What Is a Token?
It is the basic unit an AI uses to read, understand, and write.
You may have noticed that AI services talk about “tokens”: token limits, cost per token, context window in tokens… The word appears everywhere, but it is rarely explained clearly.
Yet understanding what a token is means understanding how a language model perceives text — and why it sometimes behaves in surprising ways. You don’t need to be a computer scientist: a good metaphor is enough.
The starting problem: AI reads neither letters nor words
When you read a sentence, your brain naturally breaks the text into words, groups of words, and ideas. This is an intuitive process, learned from childhood.
A language model cannot do this directly. It only understands numbers — everything must be converted into numbers before entering the model. The question is therefore: how to convert text into numbers as efficiently as possible?
Two naive approaches present themselves:
- Letter by letter — simple, but very inefficient. The word “bonjour” becomes 7 distinct units, with no link between them. The model would need to learn that b-o-n-j-o-u-r form a whole.
- Word by word — more logical, but problematic. There are hundreds of thousands of different words in any language, not counting conjugations, plurals, proper nouns, and foreign words. The dictionary becomes unmanageable.
The solution adopted by modern LLMs is an elegant compromise: tokens. Variable-size text fragments, larger than a single letter, often smaller than a whole word.
A token, concretely
A token is a piece of text that the model has learned to recognise as a unit. This piece can be:
- A common whole word: “house”, “contract”, “client”
- Part of a word: the suffix “-ation” in “termination”, “notification”, “validation”
- A word with its punctuation: “it’s”, “don’t”, “won’t”
- A space followed by a word: ” hello” (with the space in front)
- A single character for rare symbols: “§”, “€”, “²”
In practice, for text in English or French, one token represents on average 3 to 5 characters — approximately 0.75 of a word. Put another way: 100 tokens correspond to roughly 75 words, or a short paragraph.
Concrete example: the sentence “The lease ends on 31 December.” will be split into something like: [The] [lease] [ends] [on] [31] [December] [.] — approximately 7 tokens. But the word “termination” might be split into [termin] [ation] — 2 tokens — because the model did not learn it as a sufficiently frequent whole unit.
How is this splitting decided?
Training the tokenizer
Before a language model is even trained, its creators build a tokenizer — a splitting tool — by analysing enormous volumes of text. The algorithm looks for the most frequent and useful character sequences, and assigns each one a unique numerical identifier.
The result is a fixed vocabulary of tokens, typically between 30,000 and 100,000 entries. Each token has its number. When you send a sentence to the model, the tokenizer converts it into a list of these numbers — and it is this list of numbers that the model actually processes.
Why some words cost more tokens than others
Words that are very common in the language on which the model was trained tend to be single tokens. Rare, technical, foreign, or very long words are often split into several tokens.
This has practical consequences:
- A legal text dense with technical terms will consume more tokens than a conversational text of the same length.
- Models trained primarily on English tokenise French less efficiently — a French word may require more tokens than its English equivalent.
- Proper nouns, acronyms, and invented words are often split into unusual fragments, which can complicate their processing by the model.
The context window: the model’s immediate memory
Every language model has a limit on the number of tokens it can process at once. This is called the context window.
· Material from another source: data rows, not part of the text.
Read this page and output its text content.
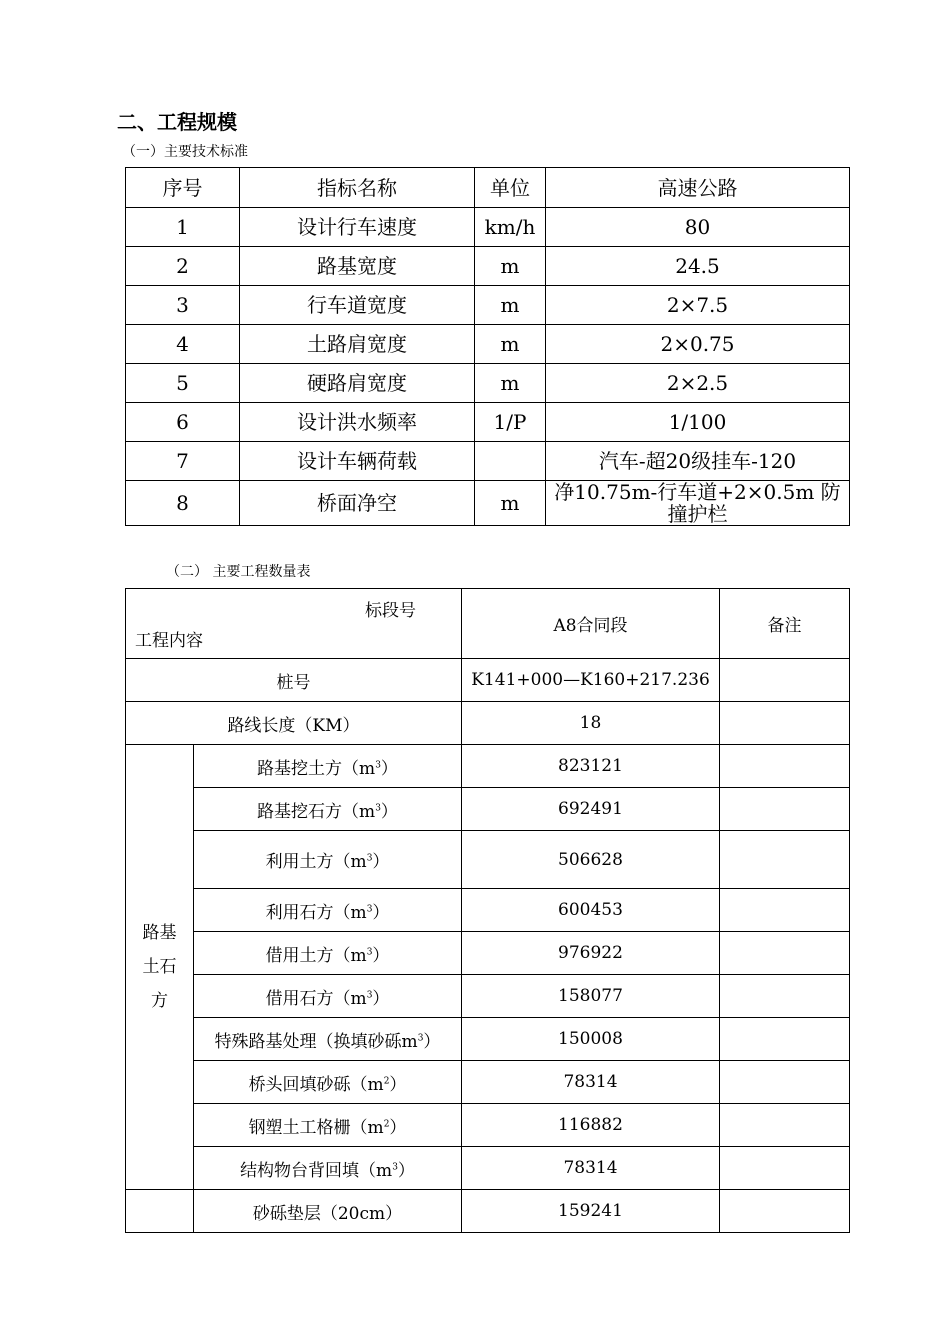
二、工程规模
（一）主要技术标准
序号	指标名称	单位	高速公路
1	设计行车速度	km/h	80
2	路基宽度	m	24.5
3	行车道宽度	m	2×7.5
4	土路肩宽度	m	2×0.75
5	硬路肩宽度	m	2×2.5
6	设计洪水频率	1/P	1/100
7	设计车辆荷载		汽车-超20级挂车-120
8	桥面净空	m	净10.75m-行车道+2×0.5m 防撞护栏
（二） 主要工程数量表
标段号
工程内容		A8合同段	备注
桩号		K141+000—K160+217.236	
路线长度（KM）		18	

路基
土石
方	路基挖土方$(m^3)$	823121	
	路基挖石方$(m^3)$	692491	
	利用土方$(m^3)$	506628	
	利用石方$(m^3)$	600453	
	借用土方$(m^3)$	976922	
	借用石方$(m^3)$	158077	
	特殊路基处理（换填砂砾$m^3$）	150008	
	桥头回填砂砾$(m^2)$	78314	
	钢塑土工格栅$(m^2)$	116882	
	结构物台背回填$(m^3)$	78314	
	砂砾垫层（20cm）	159241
This window includes everything: your question, the conversation history, the documents you have provided, and the response being generated. Once this limit is reached, the model can no longer “see” what lies beyond.
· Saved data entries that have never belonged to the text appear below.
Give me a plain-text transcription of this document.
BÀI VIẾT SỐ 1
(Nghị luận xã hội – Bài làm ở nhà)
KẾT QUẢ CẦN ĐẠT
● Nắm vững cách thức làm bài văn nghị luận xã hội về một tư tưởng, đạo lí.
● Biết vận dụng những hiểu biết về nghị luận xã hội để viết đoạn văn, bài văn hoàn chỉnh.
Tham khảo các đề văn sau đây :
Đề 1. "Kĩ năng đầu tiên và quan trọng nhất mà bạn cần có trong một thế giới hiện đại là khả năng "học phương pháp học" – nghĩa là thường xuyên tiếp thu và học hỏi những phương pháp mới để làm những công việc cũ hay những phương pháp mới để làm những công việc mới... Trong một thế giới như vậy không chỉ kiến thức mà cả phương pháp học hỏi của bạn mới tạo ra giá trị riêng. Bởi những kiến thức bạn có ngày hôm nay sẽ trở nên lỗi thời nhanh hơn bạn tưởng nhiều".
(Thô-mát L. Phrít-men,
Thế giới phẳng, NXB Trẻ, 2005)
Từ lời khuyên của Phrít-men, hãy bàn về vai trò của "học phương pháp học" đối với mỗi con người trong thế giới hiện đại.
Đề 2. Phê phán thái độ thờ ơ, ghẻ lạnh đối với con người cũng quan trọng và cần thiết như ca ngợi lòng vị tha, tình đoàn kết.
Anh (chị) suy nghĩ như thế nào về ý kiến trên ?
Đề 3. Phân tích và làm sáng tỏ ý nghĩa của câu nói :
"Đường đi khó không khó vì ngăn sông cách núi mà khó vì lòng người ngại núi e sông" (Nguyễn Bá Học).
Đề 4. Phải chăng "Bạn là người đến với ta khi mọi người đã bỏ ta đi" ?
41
To give common orders of magnitude:
- A model with a 4,096-token window can process around 3,000 words — a few pages of a document.
- A 32,000-token window corresponds to around 25,000 words — a long report or a series of exchanges.
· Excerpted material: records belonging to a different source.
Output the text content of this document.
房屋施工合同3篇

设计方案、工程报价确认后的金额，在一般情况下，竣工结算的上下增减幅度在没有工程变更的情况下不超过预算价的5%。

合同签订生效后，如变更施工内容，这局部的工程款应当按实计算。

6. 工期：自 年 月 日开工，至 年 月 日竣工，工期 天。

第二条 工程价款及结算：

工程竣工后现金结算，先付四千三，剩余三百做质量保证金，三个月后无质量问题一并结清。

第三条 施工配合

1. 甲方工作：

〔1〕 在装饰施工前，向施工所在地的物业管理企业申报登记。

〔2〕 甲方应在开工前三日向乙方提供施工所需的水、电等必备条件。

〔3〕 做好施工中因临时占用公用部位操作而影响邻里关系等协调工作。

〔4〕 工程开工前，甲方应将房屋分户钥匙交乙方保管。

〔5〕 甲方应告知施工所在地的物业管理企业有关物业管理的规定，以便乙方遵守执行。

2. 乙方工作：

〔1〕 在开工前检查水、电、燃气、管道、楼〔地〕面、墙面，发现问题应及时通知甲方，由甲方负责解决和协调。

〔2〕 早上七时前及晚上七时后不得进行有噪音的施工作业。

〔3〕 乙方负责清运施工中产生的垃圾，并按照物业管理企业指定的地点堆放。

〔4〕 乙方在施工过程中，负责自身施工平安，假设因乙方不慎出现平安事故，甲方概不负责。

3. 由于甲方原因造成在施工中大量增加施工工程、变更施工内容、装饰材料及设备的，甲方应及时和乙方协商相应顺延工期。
- The most recent models reach 128,000 tokens or more — the equivalent of an entire novel.
This is why, in systems like ArkeoAI, documents are not sent to the model in bulk. Only the most relevant excerpts — identified by the RAG system — are transmitted, so as not to saturate the context window with irrelevant text.
Tokens and billing: why it matters
For online AI services (ChatGPT, Claude via API, etc.), cost is calculated per token. Every input token (your question + documents) and every output token (the generated response) is counted and billed.
In a professional context with significant volumes — dozens of consultations per day on long documents — this counting becomes economically significant. A 50-page document can represent 30,000 to 50,000 tokens in input alone.
This is one of the concrete advantages of a local solution like ArkeoAI: no per-token billing. The model runs on your own hardware, without a meter running with every exchange.
In summary
A token is the fundamental unit of text perception for a language model — neither a letter nor necessarily a whole word, but a text fragment to which a number corresponds in the model’s vocabulary.
Everything you write to the AI is first converted into a sequence of tokens. Everything the AI replies is generated token by token — literally, the model “chooses” the most probable next token at each step, until the end of the response.
Understanding tokens means understanding the real limits of an LLM: it does not think in sentences, it calculates probabilities over sequences of fragments. Which is already remarkable — provided you know how to speak to it.